There are also four engines to choose from - the entry-level four-cylinder, 2.0-litre turbocharged engine punching out 268bhp, a naturally aspirated 3.7-litre V6 producing 335bhp, and a twin-turbo version of the V6 creates 420bhp makes up the conventional CTS range. A 620bhp version of Cadillac's 6.2-litre V8 engine is the unit of choice to power the CTS-V forward.
Leather Is standard inside and the materials you think you see are what they actually are. So the leather is leather; the wood is wood, not veneer; any carbon fibre is real carbon fibre, not plastic. They’re expensive touches which mean this car starts at around $45,995 in CTS trim which adorns the car with smartphone integration, keyless entry, rear parking sensors, a reversing camera, a Bose sound system and 17in alloy wheels.
Upgrade to Luxury gets you a heated steering wheel, ventilated front seats, sat nav, lane departure warning and a sunroof, while Premium Luxury gets you adaptive suspension, a 360-degree camera system, 18in alloy wheels, tri-zone climate control and rear sunblinds.
The range-topping V-Sport models add an electronic limited slip differential, a leather upholstery and a sporty bodykit, while V-Sport Premium Luxury includes a 12.3in digital instrument cluster, head-up display, heated rear seats and adaptive cruise control.
For starters, it feels pretty good inside. Material choices are right up there, no question, and while it feels a touch American inside, it’s not so in the accepted, brash sense. Chrome and brightwork has been used sparingly, fit and finish is equally up to the class standard, and the array of digital displays – centre and dials – are clean and crisp. It’s not a cabin that feels out of place on this side of the Atlantic – at least, it wouldn’t if you were sitting on the right side of the car. Rear accommodation is fine and the boot (447 litres) is long.

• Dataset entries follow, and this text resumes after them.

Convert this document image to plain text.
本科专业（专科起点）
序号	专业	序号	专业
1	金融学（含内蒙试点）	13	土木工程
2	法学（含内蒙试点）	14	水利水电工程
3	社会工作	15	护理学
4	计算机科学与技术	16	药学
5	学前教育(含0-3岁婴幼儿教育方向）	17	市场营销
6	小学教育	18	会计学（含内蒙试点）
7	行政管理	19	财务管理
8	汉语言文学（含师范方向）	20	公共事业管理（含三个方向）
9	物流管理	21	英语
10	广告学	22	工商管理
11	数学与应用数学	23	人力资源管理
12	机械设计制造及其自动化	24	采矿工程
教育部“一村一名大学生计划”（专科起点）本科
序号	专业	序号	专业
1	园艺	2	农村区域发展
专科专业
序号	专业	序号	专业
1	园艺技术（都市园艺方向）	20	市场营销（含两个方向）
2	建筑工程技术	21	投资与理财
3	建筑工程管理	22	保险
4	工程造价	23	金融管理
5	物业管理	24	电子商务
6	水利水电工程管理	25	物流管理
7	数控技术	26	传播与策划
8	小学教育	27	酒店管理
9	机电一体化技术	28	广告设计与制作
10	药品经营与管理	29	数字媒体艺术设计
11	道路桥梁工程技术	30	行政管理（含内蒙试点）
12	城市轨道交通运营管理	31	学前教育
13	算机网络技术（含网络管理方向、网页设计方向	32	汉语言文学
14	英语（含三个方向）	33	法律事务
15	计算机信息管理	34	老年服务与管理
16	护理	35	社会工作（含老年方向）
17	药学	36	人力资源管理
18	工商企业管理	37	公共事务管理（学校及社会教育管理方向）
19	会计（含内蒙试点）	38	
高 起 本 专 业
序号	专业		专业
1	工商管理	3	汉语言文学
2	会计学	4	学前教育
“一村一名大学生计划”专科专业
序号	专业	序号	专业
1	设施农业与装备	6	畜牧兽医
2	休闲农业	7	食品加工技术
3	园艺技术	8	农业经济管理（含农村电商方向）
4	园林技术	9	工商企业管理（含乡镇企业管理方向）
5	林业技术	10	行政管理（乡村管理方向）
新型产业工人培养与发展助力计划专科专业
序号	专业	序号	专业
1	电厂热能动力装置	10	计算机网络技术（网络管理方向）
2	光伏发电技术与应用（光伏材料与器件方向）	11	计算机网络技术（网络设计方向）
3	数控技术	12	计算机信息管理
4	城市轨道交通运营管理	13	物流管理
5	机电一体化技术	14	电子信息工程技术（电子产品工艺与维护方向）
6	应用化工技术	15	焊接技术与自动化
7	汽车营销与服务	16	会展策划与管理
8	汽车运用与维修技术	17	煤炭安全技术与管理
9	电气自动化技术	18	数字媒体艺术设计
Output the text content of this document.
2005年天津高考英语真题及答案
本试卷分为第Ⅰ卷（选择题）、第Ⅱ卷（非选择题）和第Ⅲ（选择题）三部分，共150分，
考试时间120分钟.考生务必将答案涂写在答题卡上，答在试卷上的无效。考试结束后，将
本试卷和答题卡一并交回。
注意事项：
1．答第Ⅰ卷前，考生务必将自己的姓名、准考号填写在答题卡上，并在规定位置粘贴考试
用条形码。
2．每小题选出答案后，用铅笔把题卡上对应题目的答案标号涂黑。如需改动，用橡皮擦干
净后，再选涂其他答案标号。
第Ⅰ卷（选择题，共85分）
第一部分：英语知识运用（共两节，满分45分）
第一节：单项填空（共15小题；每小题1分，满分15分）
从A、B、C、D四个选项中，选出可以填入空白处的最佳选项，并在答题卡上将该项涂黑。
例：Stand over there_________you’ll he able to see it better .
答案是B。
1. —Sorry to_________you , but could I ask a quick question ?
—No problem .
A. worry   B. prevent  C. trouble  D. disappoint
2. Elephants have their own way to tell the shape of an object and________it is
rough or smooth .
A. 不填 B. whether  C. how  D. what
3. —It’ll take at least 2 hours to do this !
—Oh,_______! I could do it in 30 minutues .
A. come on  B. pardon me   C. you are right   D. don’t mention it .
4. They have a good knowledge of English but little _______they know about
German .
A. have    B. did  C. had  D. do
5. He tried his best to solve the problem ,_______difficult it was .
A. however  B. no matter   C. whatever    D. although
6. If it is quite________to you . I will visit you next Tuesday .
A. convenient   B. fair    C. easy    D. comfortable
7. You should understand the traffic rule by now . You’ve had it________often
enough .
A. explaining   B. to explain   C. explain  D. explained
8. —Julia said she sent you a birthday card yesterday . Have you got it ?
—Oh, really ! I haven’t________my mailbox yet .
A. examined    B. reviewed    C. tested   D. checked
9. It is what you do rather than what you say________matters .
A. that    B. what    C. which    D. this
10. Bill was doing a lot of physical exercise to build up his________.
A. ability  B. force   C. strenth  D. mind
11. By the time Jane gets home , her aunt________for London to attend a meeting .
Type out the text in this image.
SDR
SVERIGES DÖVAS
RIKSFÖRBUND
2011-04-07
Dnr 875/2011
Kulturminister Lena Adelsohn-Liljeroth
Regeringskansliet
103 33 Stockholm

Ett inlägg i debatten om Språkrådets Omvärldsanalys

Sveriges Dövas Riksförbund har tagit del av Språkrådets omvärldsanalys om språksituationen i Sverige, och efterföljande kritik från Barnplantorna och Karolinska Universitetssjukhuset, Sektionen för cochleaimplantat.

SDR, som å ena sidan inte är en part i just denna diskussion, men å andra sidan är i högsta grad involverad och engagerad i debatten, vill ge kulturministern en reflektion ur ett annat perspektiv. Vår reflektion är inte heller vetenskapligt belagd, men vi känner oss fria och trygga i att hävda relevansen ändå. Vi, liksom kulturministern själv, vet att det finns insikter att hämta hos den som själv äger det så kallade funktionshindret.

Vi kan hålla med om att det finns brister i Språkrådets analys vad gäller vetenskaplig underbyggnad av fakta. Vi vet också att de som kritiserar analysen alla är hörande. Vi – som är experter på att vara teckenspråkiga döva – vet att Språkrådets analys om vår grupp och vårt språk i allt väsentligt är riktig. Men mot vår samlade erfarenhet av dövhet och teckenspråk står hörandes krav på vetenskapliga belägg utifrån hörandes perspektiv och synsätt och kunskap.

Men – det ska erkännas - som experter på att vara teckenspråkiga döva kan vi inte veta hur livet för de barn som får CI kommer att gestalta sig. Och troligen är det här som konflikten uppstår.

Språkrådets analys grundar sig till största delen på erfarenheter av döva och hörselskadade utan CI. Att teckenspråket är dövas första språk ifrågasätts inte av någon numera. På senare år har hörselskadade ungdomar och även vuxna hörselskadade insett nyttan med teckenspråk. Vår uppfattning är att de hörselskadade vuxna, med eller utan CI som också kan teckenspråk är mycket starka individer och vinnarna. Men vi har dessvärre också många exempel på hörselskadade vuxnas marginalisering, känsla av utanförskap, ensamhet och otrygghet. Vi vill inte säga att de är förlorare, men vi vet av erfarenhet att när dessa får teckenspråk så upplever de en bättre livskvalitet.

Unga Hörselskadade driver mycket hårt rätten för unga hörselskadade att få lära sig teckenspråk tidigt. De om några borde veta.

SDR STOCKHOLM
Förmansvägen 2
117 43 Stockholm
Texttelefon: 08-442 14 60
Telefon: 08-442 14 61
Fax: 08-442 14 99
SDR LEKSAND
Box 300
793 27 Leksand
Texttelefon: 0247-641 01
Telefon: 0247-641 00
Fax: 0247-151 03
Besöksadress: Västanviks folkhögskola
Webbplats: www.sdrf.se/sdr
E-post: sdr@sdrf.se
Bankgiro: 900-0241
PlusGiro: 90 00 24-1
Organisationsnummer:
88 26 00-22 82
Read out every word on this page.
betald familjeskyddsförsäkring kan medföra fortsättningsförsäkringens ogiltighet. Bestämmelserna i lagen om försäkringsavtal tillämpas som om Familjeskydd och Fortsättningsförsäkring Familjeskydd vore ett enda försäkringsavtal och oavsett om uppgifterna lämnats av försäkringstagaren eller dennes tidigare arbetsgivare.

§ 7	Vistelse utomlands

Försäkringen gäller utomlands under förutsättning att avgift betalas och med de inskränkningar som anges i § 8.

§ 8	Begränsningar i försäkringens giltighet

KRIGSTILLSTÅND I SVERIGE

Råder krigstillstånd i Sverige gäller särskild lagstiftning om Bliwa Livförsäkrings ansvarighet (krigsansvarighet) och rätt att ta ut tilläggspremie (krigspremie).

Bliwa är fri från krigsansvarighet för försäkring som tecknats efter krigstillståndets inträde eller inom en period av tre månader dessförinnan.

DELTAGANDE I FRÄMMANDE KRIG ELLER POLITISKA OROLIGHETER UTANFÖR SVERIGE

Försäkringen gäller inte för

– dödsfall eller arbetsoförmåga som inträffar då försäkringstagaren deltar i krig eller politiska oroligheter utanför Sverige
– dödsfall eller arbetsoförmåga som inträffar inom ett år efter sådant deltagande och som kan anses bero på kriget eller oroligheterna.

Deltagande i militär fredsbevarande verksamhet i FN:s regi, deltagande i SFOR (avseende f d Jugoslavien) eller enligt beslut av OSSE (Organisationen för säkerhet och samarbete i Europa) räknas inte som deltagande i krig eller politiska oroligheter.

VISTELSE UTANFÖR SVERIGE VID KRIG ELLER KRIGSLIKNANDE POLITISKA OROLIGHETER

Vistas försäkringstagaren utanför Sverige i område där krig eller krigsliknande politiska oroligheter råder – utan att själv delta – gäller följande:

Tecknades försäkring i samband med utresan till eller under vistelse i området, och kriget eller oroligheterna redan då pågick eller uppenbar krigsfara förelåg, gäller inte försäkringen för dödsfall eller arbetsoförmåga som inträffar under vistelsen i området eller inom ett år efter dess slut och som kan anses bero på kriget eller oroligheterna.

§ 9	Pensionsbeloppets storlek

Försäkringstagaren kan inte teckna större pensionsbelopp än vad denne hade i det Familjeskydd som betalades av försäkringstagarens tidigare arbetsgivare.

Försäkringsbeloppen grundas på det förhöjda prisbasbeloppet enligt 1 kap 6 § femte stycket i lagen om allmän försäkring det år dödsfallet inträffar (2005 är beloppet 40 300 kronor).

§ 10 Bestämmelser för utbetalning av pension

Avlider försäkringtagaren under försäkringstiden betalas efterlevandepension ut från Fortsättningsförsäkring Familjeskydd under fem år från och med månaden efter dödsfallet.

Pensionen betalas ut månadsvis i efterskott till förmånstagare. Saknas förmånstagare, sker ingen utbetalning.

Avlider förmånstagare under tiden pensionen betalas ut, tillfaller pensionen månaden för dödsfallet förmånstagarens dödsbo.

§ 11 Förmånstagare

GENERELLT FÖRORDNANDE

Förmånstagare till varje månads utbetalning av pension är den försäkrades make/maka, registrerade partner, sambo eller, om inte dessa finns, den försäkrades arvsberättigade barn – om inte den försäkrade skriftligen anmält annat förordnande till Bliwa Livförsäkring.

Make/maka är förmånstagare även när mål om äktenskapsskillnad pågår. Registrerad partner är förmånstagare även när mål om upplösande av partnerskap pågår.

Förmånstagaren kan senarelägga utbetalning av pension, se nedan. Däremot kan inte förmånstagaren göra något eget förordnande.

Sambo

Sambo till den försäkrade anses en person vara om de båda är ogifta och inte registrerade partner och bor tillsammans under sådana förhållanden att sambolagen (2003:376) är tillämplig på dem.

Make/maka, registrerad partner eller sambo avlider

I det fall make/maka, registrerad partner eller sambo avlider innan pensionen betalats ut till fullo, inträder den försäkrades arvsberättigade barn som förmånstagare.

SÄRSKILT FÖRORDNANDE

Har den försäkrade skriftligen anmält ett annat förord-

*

Initial driving impressions are positive, too. The steering’s direct and pleasingly responsive. It doesn’t have the same kind of nose for straight ahead that you’d find in a 5 Series or Mercedes E-Class, which make them seem very stable at high speeds, but it’s far from nervous. It’s closer in feel to the system in Jaguar’s XF, albeit heavier; which I mean as a compliment.
The ride’s well controlled too. Bigger imperfections create a thump but no crash, and it’s a mature, solid feel. You’re left with the impression that there’s a lot of stiffness in the shell, which translates to good suspension control. No doubt the magnetorheological dampers play a part. At 60mph, their stiffness is being monitored and adjusted every inch, and they can go from full-soft to full-firm within 2.5 metres, so they’re quick to respond.
And because there’s only a 2.0-litre engine, the kerb weight is 1640kg (despite a length of 4.97m), so the CTS feels relatively agile, too, turning crisply in the rear-drive form we’ve tried it. Weight distribution is around 50:50 front:rear because lots of aluminium is used in the body, particularly near the front, so the CTS is a good thing to drive. It’s competitive, certainly.
Where it’s less so is in the powertrain department. It’s not that there’s anything intrinsically wrong with the 2.0-litre petrol itself. In fact it’s a pretty good motor, capable of 0-62mph in 6.6sec, and with a decent spread of torque. It’s a tough gruff at higher revs and the auto ‘box isn’t as responsive as the best in class, but its generic problem isn’t those things, it’s that it will forever be a 2.0-litre four that’s less smooth than the six you’d find in its BMW rival at this price point.